Cause of problem: weights[constant] always returns 0, so there was no subtraction happening at all with the below two lines:

(&weights[constant])[W_GT] -= regularization * weights[constant]; ret -= 0.5 * regularization * (weights[constant]) * (weights[constant]);

This is because we weren't accessing it the right way.

weights.strided_index(constant) gives us what we want. Thus, the correct code should probably be:

(&weights.strided_index(constant))[W_GT] -= regularization * (weights.strided_index(constant)); ret -= 0.5*regularization*(weights.strided_index(constant))*(weights.strided_index(constant));

I am going to look at all the places where this happens and make changes. I hope to send in a fix in a couple of days.

Let me know if you have any thoughts. It was @kumpera 's suggestion to use strided_index. I was thinking of a more tortuous way of accessing the weight.
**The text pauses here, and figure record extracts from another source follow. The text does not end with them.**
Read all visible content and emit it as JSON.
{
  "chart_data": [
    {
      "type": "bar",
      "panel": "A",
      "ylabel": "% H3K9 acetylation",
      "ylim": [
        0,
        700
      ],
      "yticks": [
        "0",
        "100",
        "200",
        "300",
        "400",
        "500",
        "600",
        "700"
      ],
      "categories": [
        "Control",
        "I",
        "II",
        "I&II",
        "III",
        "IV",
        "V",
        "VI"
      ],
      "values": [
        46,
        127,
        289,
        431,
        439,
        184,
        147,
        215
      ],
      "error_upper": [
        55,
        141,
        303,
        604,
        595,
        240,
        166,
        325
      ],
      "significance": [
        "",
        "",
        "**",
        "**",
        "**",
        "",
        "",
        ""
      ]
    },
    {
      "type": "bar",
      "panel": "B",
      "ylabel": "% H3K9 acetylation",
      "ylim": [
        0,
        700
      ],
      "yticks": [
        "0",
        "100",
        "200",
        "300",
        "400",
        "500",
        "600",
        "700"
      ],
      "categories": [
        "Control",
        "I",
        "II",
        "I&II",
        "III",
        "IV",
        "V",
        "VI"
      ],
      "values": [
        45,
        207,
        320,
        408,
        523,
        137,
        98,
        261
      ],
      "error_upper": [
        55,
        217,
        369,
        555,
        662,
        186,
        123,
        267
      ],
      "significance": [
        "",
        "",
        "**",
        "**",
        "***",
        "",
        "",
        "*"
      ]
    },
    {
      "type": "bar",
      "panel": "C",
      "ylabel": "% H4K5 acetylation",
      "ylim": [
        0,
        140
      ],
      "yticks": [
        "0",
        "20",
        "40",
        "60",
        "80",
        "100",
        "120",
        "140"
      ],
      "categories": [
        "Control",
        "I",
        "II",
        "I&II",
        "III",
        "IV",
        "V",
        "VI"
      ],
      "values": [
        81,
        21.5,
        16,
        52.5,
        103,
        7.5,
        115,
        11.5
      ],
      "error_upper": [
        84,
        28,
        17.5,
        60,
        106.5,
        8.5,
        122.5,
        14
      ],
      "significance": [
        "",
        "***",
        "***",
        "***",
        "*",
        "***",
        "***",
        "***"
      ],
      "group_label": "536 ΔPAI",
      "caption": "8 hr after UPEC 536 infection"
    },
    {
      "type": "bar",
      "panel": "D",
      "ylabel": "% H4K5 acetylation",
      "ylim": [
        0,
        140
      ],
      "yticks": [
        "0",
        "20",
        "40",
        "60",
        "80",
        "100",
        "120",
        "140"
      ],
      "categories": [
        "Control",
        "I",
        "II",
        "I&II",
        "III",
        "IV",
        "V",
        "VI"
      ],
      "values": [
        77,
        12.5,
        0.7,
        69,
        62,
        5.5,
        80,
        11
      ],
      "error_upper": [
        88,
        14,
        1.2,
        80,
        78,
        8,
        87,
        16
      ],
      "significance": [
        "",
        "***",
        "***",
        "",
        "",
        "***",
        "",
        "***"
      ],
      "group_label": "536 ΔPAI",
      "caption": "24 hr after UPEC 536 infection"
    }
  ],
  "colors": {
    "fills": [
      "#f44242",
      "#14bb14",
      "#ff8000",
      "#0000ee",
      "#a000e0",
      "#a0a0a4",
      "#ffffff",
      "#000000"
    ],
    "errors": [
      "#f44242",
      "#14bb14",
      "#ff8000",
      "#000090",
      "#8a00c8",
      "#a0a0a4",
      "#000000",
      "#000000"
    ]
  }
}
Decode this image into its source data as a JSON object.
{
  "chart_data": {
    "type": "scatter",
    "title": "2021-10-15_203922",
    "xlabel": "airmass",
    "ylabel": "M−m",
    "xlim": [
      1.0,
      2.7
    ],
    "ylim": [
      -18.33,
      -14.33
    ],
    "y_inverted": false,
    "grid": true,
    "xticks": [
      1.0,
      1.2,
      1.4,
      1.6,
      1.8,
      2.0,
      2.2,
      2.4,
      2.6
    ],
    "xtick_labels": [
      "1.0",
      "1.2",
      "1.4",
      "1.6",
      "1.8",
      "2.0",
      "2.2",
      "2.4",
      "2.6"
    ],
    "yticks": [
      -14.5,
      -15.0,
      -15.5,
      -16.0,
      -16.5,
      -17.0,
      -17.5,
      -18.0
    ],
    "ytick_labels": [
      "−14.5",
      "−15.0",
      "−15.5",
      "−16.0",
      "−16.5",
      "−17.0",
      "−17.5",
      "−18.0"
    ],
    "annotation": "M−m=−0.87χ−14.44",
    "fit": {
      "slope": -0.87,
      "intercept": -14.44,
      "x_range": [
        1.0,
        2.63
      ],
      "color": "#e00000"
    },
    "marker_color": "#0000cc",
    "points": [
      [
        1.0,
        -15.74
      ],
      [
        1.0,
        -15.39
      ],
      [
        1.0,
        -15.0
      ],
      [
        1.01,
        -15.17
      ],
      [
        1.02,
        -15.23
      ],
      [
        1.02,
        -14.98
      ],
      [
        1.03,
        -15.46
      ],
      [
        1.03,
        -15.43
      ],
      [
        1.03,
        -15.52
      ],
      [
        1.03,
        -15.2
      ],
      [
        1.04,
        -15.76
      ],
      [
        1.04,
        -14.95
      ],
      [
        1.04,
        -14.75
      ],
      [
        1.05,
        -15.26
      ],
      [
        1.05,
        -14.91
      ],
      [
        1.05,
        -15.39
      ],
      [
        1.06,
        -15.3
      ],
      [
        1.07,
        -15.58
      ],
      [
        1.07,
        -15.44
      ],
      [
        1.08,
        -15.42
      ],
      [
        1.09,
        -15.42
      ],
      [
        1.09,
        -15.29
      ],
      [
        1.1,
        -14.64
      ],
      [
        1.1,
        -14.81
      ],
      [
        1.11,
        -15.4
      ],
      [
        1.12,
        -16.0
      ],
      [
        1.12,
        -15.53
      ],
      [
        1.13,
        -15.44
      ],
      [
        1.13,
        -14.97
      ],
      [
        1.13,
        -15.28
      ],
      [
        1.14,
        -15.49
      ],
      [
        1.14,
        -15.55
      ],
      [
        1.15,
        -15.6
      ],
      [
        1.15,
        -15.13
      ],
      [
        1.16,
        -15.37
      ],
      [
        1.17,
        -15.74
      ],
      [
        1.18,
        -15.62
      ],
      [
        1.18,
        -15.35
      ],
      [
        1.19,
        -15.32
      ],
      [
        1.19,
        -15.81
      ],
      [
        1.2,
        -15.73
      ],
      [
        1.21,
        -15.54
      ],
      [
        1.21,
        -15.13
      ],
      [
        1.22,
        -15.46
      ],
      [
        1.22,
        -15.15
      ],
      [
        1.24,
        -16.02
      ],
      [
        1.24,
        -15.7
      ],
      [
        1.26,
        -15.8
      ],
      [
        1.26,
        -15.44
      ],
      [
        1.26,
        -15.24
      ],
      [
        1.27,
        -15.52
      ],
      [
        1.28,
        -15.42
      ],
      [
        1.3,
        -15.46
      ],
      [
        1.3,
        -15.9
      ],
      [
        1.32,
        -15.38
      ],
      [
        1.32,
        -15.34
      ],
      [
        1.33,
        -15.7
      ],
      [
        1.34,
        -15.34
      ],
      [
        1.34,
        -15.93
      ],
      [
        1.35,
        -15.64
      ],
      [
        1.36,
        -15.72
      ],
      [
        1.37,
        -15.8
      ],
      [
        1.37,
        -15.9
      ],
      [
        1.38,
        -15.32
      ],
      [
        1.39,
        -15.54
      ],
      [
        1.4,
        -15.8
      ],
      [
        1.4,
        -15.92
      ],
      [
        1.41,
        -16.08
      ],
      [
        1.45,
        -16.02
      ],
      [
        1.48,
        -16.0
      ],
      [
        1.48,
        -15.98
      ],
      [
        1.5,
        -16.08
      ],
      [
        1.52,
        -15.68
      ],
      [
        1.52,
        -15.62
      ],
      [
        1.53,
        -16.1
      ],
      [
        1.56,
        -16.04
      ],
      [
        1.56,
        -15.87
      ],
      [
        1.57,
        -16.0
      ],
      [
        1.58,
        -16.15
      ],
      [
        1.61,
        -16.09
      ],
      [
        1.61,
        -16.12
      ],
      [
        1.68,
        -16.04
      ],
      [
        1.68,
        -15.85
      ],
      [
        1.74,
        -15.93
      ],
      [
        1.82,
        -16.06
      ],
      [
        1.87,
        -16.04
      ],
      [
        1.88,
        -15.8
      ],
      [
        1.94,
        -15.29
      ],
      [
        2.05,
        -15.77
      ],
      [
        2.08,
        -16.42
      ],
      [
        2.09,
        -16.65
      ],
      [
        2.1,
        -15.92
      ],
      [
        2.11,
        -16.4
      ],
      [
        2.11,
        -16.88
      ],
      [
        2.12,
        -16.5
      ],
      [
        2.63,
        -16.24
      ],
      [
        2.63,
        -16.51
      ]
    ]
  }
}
bscan commented 5 years ago

Thanks @pavithraks! I think this method makes sense and appears consistent with other uses in the code. For example, --constant lets the user set the initial value of the constant. This triggers:

if (g.initial_constant != 0.0)
      VW::set_weight(all, constant, 0, g.initial_constant); 

which calls:

inline void set_weight(vw& all, uint32_t index, uint32_t offset, float value)
{
  (&all.weights[((uint64_t)index) << all.weights.stride_shift()])[offset] = value;
}

So I suppose it makes sense that the primary thing missing is the stride_shift, even though I'm not sure what the stride_shift operator is for.

bscan commented 5 years ago

Thanks @pavithraks ! This is great.

I just tested this locally and it seems to be working. I reran the example I cited in the original comment.

Without this fix, the --readable_model yields the following coefficients

48758:1.06154
116060:1.60385
165961:0.5391
232213:0.542308
261698:0.522438 

Checking out the latest rev and rebuilding gives me:

48758:0.0409091
116060:5.68637
165961:0.0287878
232213:-0.0409087
261698:0.0121211

Where the key line is the constant's feature of 116060:5.68637, which is similar to the Scikit-Learn value of 5.699 and the actual label average of 5.7.